A blog about about painting, design and other aspects of aesthetics along with a dash of non-art topics. The point-of-view is that modernism in art is an idea that has, after a century or more, been thoroughly tested and found wanting. Not to say that it should be abolished -- just put in its proper, diminished place.
Wednesday, December 8, 2010
Better in Reproduction Than on Canvas?
Perhaps the most talented Catalonian realist artist, vintage 1900, was Ramón Casas i Carbó (1866-1932). His Wikipedia entry is here and a short biography with many illustrations posted by Matthew Innis is here. (Not all the posted art is by Casas.

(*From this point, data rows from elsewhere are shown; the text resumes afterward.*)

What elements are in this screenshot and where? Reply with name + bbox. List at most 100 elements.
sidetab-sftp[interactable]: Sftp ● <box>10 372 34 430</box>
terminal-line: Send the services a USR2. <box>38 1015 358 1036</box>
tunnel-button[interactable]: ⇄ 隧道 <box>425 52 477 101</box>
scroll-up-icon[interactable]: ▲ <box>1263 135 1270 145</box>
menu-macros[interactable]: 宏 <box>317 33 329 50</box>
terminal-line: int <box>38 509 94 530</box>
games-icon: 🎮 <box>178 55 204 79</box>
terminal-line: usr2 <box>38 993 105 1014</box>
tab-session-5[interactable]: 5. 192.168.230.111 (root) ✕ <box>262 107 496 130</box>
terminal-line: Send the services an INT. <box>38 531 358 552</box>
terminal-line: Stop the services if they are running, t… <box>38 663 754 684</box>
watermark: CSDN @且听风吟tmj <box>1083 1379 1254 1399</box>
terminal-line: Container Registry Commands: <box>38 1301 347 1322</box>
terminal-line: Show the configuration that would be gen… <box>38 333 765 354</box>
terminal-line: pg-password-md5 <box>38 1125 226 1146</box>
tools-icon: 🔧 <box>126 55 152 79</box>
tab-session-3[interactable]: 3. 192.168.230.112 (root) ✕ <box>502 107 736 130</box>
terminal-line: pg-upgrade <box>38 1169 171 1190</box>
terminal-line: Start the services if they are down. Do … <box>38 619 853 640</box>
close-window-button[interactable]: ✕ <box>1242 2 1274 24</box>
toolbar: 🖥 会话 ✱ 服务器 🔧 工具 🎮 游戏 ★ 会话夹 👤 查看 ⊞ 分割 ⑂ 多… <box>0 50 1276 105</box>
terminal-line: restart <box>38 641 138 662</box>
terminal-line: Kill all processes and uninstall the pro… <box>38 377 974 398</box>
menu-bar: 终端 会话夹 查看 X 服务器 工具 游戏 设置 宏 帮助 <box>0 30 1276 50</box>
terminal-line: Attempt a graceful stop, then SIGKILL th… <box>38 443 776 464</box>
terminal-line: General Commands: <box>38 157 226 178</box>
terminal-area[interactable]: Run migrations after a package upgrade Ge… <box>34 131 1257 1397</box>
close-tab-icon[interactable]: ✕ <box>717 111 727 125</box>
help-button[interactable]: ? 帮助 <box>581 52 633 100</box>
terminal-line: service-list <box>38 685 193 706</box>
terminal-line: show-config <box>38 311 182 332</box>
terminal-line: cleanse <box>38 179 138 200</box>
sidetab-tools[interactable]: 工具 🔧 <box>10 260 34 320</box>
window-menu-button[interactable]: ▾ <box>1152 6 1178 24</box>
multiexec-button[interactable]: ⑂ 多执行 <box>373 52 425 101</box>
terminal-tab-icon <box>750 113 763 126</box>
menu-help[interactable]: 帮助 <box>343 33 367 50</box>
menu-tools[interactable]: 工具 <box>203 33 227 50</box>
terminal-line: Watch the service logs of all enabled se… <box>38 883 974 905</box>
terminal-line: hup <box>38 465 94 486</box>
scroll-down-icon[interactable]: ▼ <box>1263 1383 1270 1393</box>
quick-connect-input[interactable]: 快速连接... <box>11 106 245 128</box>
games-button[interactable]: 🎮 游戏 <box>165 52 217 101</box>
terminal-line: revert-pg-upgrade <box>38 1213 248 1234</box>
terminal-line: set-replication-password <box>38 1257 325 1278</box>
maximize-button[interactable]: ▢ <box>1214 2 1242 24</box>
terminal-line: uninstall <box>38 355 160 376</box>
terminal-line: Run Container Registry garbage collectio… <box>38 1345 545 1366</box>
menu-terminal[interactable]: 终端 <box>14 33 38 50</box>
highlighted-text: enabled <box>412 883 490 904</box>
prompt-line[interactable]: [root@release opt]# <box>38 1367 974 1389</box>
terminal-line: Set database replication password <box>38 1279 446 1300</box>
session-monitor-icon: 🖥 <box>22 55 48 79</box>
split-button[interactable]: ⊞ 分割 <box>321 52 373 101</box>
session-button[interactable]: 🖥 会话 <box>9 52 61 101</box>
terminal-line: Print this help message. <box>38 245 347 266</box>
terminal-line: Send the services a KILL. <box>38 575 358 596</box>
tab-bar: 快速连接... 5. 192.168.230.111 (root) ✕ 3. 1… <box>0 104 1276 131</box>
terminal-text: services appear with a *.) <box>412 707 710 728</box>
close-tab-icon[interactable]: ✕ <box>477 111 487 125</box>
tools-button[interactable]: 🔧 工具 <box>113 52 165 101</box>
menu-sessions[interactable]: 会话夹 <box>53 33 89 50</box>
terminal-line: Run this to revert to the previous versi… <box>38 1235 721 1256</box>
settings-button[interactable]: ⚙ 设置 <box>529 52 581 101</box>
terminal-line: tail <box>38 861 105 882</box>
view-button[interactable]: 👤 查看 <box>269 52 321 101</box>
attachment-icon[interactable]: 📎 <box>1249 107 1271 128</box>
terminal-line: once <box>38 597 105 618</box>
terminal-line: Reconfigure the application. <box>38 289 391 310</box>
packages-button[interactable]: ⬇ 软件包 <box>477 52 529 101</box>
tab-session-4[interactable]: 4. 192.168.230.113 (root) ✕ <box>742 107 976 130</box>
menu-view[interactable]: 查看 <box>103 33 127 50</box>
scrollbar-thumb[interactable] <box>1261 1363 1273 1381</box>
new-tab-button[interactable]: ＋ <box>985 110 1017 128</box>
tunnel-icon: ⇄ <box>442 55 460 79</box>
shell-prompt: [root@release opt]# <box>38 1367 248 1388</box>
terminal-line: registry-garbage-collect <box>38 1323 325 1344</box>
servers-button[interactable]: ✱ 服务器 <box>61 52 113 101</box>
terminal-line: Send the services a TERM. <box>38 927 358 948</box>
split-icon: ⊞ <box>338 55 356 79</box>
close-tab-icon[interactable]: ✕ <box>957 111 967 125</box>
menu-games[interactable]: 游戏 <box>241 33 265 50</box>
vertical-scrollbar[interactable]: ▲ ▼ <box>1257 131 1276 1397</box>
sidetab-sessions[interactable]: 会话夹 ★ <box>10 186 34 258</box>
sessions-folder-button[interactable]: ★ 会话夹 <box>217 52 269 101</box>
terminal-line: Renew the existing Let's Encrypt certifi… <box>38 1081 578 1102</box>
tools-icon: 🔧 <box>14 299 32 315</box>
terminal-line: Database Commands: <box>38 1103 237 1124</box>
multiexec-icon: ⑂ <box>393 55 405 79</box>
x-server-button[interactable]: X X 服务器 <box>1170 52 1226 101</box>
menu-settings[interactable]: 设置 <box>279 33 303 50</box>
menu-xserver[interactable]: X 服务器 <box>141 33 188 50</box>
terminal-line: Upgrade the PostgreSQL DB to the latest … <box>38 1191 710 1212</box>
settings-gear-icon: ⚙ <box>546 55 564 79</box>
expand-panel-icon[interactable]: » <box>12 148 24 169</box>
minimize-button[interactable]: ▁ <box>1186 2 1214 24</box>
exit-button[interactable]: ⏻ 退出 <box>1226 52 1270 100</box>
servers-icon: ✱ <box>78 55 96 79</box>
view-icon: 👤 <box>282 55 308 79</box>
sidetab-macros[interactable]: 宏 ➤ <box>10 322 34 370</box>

Some posters by others are fairly easy to spot, but a painting ("Granadina") by Hermen Anglada Camarasa is grouped with some by Casas, so there is a chance that other non-Casas work crept in.)
When I finally was able to visit the Barcelona area this fall, I was geared up to view as many works by Casas and other Catalonian painters as I could -- the main sites being the museum at Montserrat and the Museu Nacional d'Art de Catalunya in Barcelona.
The Casas painting I most wanted to see was Antes del baño (1894 or 1895) in the Montserrat museum -- it's the painting shown above. However, the museum's placement of it was, shall I say, unfortunate. It was near a corner where one couldn't quite view it head-on. Moreover, it wasn't properly lighted. All that aside, the painting struck me was looking flatter and more thinly-painted than I had anticipated.
These last two defects cropped up in other -- but not all -- Casas paintings I came across; the ones in Barcelona tended to be richer. The result is that while I still regard Casas as an excellent draftsman, I'm not quite as impressed by his paintings as I was before viewing them in person.
This is odd: normally the real painting is better than any reproduction of it.